Market Overview

Risk-off on markets, but too early to panic

Stock markets are losing ground Tuesday morning. Asian indices are down more than 1%, and US stock futures came under sustained selling pressure visible on the intraday charts. For the Asian markets, this is the worst drop in two months, which says a lot about how bullish the market has been since November.

During the US trading session on Monday, indices underwent a sharp sell-off on news of potential roadblocks to the 1.9 trillion stimulus package. That dip was quickly redeemed, allowing the S&P500 and Nasdaq100 to close the day higher. The Dow Jones was unable to recover its losses fully and is down again today, recording its fourth consecutive session of declines.

European markets are losing much more modestly than Asian markets after a nearly 2% sell-off the day before. For the moment, it is difficult to talk about increased fear spreading in the markets, as they are still within the trends established in recent months. In many cases, they test their trading ranges’ limits but do not draw any lines in the sand.

USDJPY has been fighting off attempts to break above its 50-day average almost daily for the last three weeks. Since last April the pair has steadily remained below this line, which confirms the USD’s downtrend.

A sharp jump above the 50-SMA could signal other markets to start a large correction of USD losses. That said, it would be unwise to rush in against the trend beforehand, without proper trend reversal signals.

Similarly, EURUSD is hovering around its 50-SMA and is constantly threatening to fall below it and break the uptrend. So far it has only managed to correct one-third of the recent bullish momentum since November. Without supporting signals, it is too early to discuss breaking the upward momentum.

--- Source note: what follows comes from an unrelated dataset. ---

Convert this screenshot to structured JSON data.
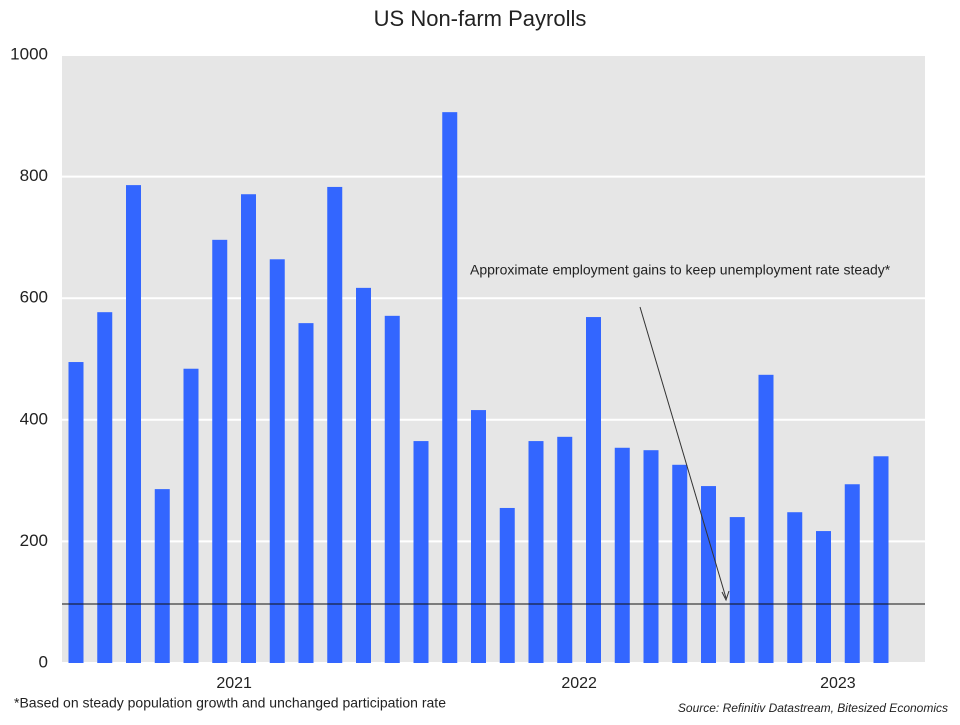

At the end of last week, we pointed out that market performance is almost like a simulation of how bad things could be without support from the Fed and stimulus from the White House. The timing of this is spot-on, i.e. on the eve of the Fed meeting and in the early days of Yellen taking office.

How much genuine fear is in the market will be judged on its reaction to the FOMC decision. Until then, it is premature to draw any clear conclusions.